Com efeito, o caso não é de ofensa ao Código de Defesa do Consumidor, mas uma questão de saúde
pública, o que exige, se for o caso, de atividade legiferante do Congresso Nacional e não ao Poder
Judiciário, que apesar de em certas situações suprir eventual omissão executiva, no presente caso,
não poderá agir neste sentido, pois o tema tem natureza de política pública e que o alcance deve
conter a abstração inerente à norma editada pelo Legislativo Federal.
Dessa forma, em face das razões retro mencionadas, tenho que o pedido formulado pela autora seja
juridicamente impossível. Segundo o professor Luiz Rodrigues Wambier, em sua obra "Curso
Avançado de Processo Civil" dispõe que a impossibilidade jurídica é a "macroimprocedência", ou seja,
quando o juiz puder constatar de plano a inviabilidade do pedido. É o caso dos autos.

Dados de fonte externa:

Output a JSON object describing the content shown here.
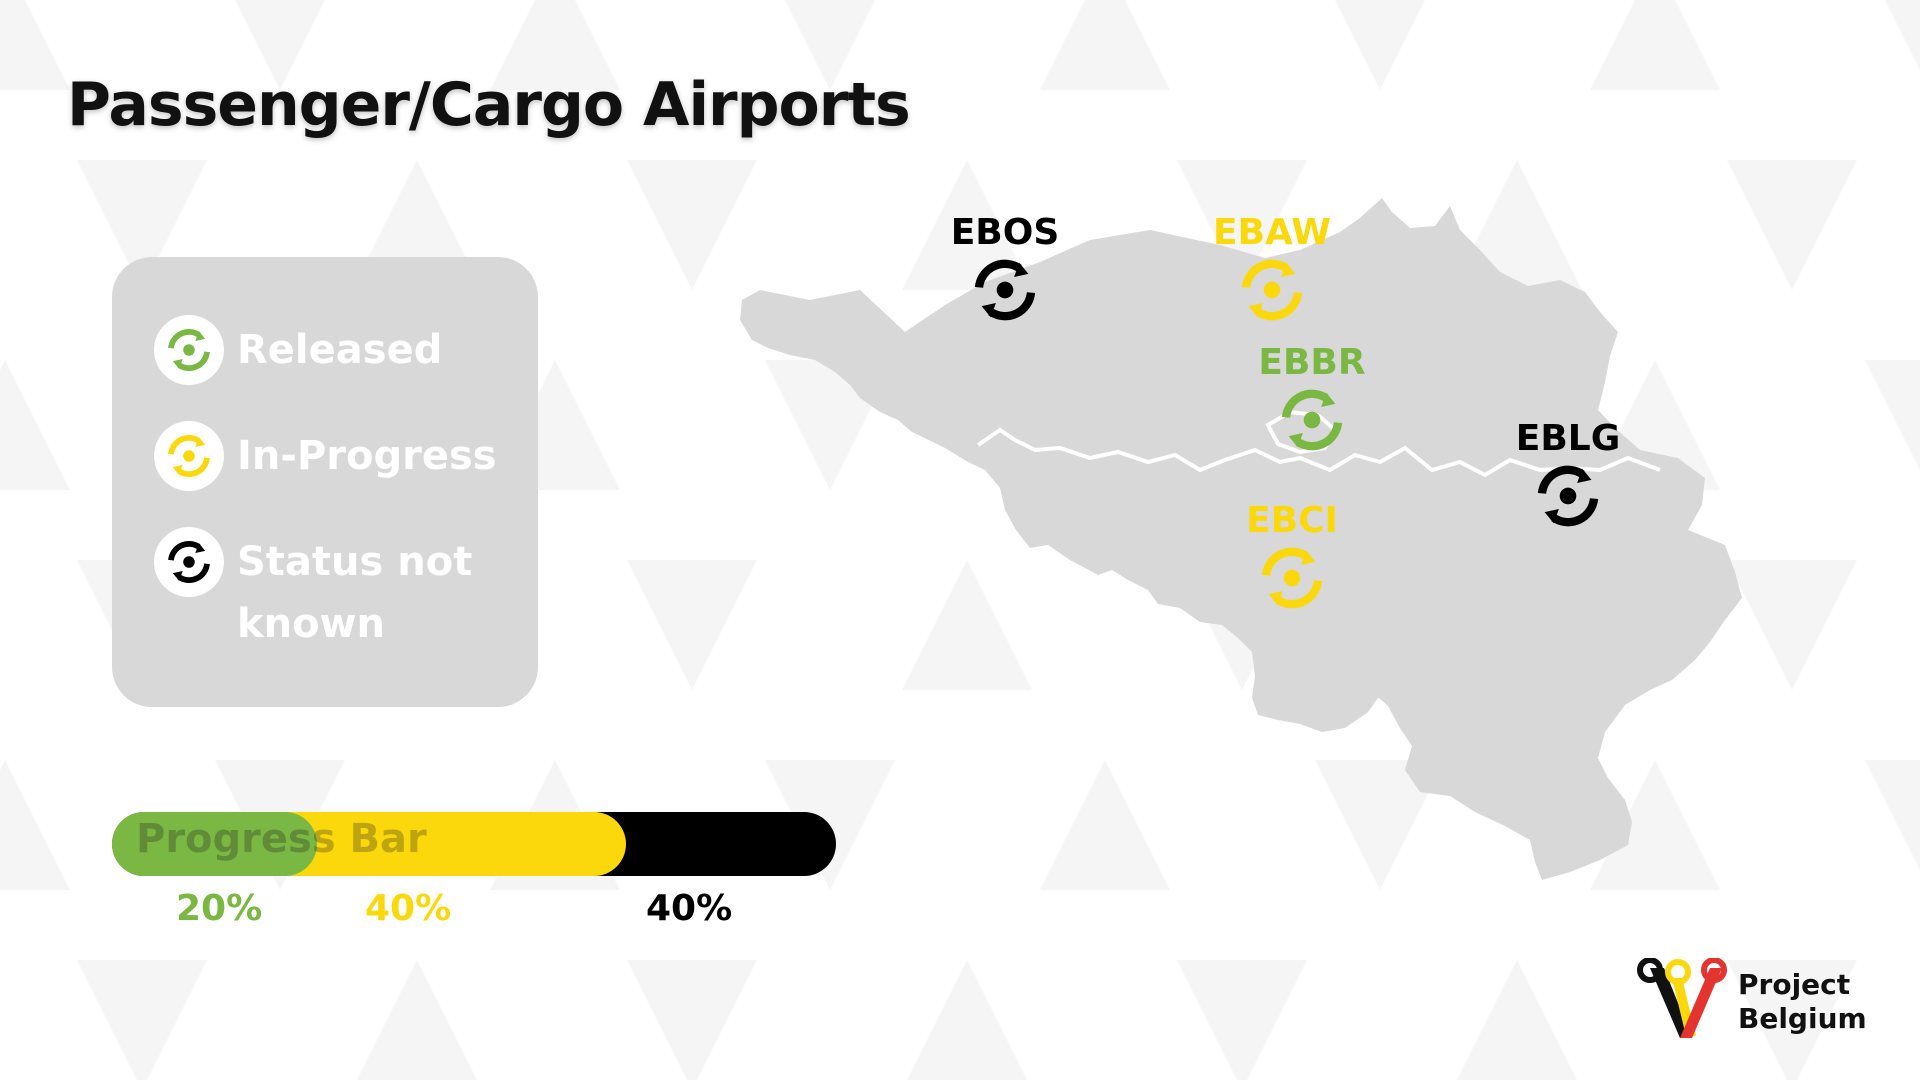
{
  "title": "Passenger/Cargo Airports",
  "colors": {
    "released": "#7ab743",
    "in_progress": "#fbd80c",
    "unknown": "#000000",
    "map_fill": "#d8d8d8",
    "legend_bg": "#d8d8d8"
  },
  "legend": {
    "items": [
      {
        "label": "Released",
        "status": "released",
        "icon": "status-ring-icon"
      },
      {
        "label": "In-Progress",
        "status": "in_progress",
        "icon": "status-ring-icon"
      },
      {
        "label": "Status not known",
        "status": "unknown",
        "icon": "status-ring-icon"
      }
    ]
  },
  "progress": {
    "label": "Progress Bar",
    "released_fraction": 0.2,
    "in_progress_fraction": 0.4,
    "unknown_fraction": 0.4,
    "released_pct": "20%",
    "in_progress_pct": "40%",
    "unknown_pct": "40%"
  },
  "airports": [
    {
      "code": "EBOS",
      "status": "unknown"
    },
    {
      "code": "EBAW",
      "status": "in_progress"
    },
    {
      "code": "EBBR",
      "status": "released"
    },
    {
      "code": "EBLG",
      "status": "unknown"
    },
    {
      "code": "EBCI",
      "status": "in_progress"
    }
  ],
  "logo": {
    "line1": "Project",
    "line2": "Belgium",
    "icon": "wrench-v-logo-icon"
  }
}
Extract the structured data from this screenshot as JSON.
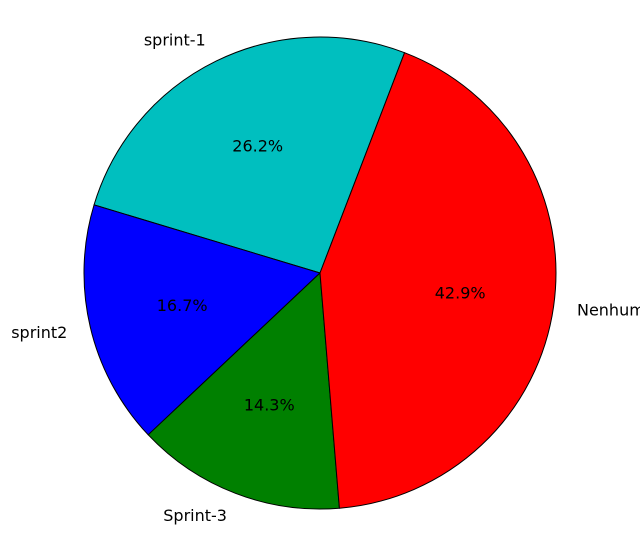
{
  "chart_data": {
    "type": "pie",
    "categories": [
      "sprint-1",
      "sprint2",
      "Sprint-3",
      "Nenhum sprint associado"
    ],
    "values": [
      26.2,
      16.7,
      14.3,
      42.9
    ],
    "percent_labels": [
      "26.2%",
      "16.7%",
      "14.3%",
      "42.9%"
    ],
    "colors": [
      "#00bfbf",
      "#0000ff",
      "#008000",
      "#ff0000"
    ],
    "start_angle_deg": 69,
    "direction": "counterclockwise",
    "edge_color": "#000000"
  }
}
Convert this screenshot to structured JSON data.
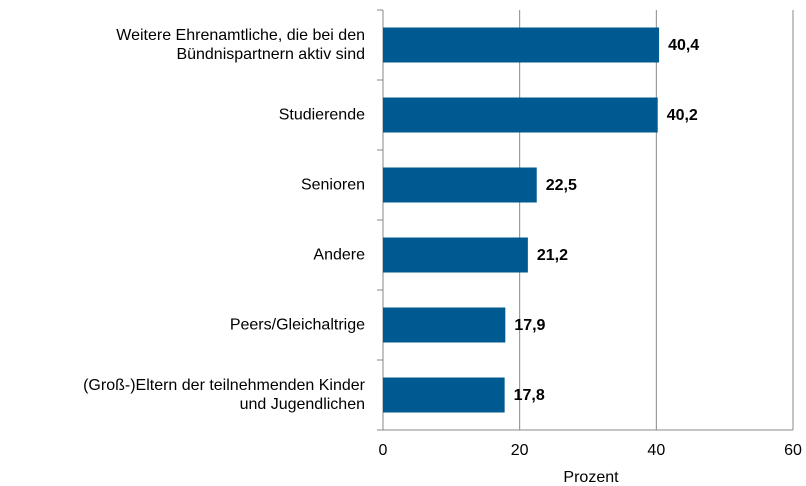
{
  "chart_data": {
    "type": "barh",
    "categories": [
      "Weitere Ehrenamtliche, die bei den\nBündnispartnern aktiv sind",
      "Studierende",
      "Senioren",
      "Andere",
      "Peers/Gleichaltrige",
      "(Groß-)Eltern der teilnehmenden Kinder\nund Jugendlichen"
    ],
    "values": [
      40.4,
      40.2,
      22.5,
      21.2,
      17.9,
      17.8
    ],
    "value_labels": [
      "40,4",
      "40,2",
      "22,5",
      "21,2",
      "17,9",
      "17,8"
    ],
    "color": "#005a92",
    "xlim": [
      0,
      60
    ],
    "xticks": [
      0,
      20,
      40,
      60
    ],
    "grid": true,
    "xlabel": "Prozent"
  }
}
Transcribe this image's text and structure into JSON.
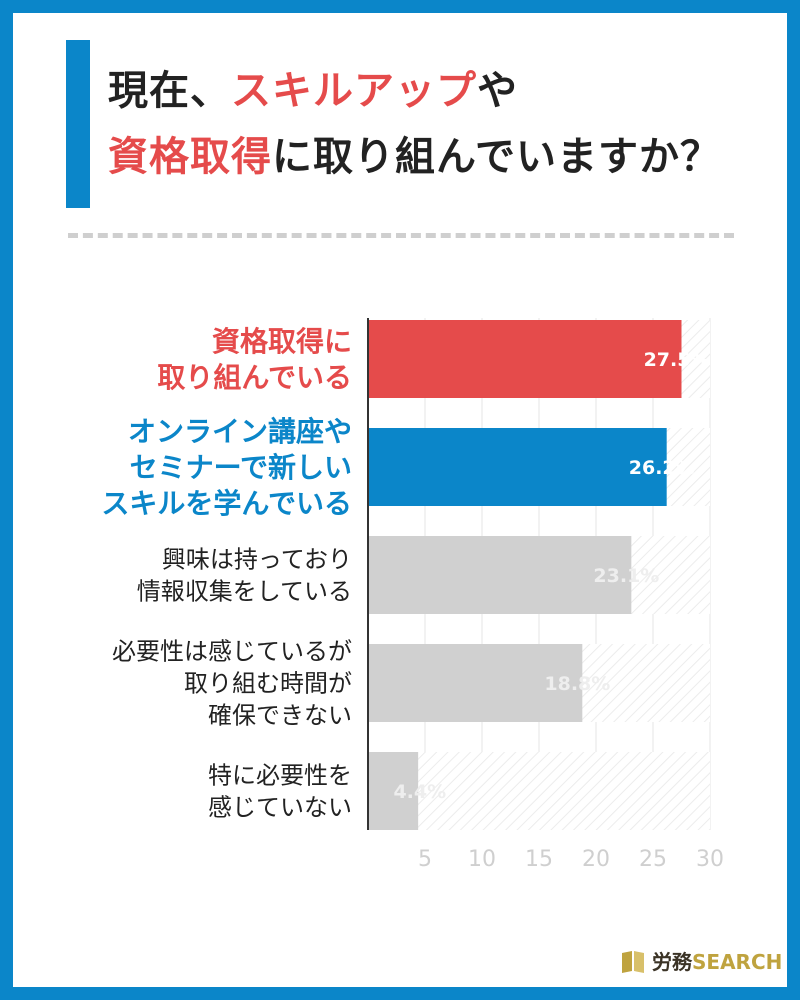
{
  "header": {
    "title_line1_a": "現在、",
    "title_line1_hl": "スキルアップ",
    "title_line1_b": "や",
    "title_line2_hl": "資格取得",
    "title_line2_b": "に取り組んでいますか？"
  },
  "brand": {
    "logo_jp": "労務",
    "logo_en": "SEARCH",
    "logo_icon": "book-icon"
  },
  "colors": {
    "frame_blue": "#0b86c9",
    "highlight_red": "#e54b4b",
    "bar_red": "#e54b4b",
    "bar_blue": "#0b86c9",
    "bar_gray": "#d0d0d0",
    "label_gray": "#222222"
  },
  "chart_data": {
    "type": "bar",
    "orientation": "horizontal",
    "categories": [
      [
        "資格取得に",
        "取り組んでいる"
      ],
      [
        "オンライン講座や",
        "セミナーで新しい",
        "スキルを学んでいる"
      ],
      [
        "興味は持っており",
        "情報収集をしている"
      ],
      [
        "必要性は感じているが",
        "取り組む時間が",
        "確保できない"
      ],
      [
        "特に必要性を",
        "感じていない"
      ]
    ],
    "values": [
      27.5,
      26.2,
      23.1,
      18.8,
      4.4
    ],
    "value_labels": [
      "27.5%",
      "26.2%",
      "23.1%",
      "18.8%",
      "4.4%"
    ],
    "xticks": [
      "5",
      "10",
      "15",
      "20",
      "25",
      "30"
    ],
    "xlim": [
      0,
      30
    ],
    "bar_colors": [
      "#e54b4b",
      "#0b86c9",
      "#d0d0d0",
      "#d0d0d0",
      "#d0d0d0"
    ],
    "label_colors": [
      "#e54b4b",
      "#0b86c9",
      "#222222",
      "#222222",
      "#222222"
    ],
    "value_colors": [
      "#ffffff",
      "#ffffff",
      "#eeeeee",
      "#eeeeee",
      "#eeeeee"
    ],
    "grid": true
  }
}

Ante o exposto, INDEFIRO a petição inicial e extingo o processo, sem julgamento do mérito, nos
termos do artigo 267, VI, e 295, I e parágrafo único, inciso IV, ambos do CPC.
Transitada esta em julgado, após as cautelas de estilo, arquivem-se os presentes autos.
Sem custas.
P.R.I.
Brasília - DF, quinta-feira, 27/04/2006 às 15h12.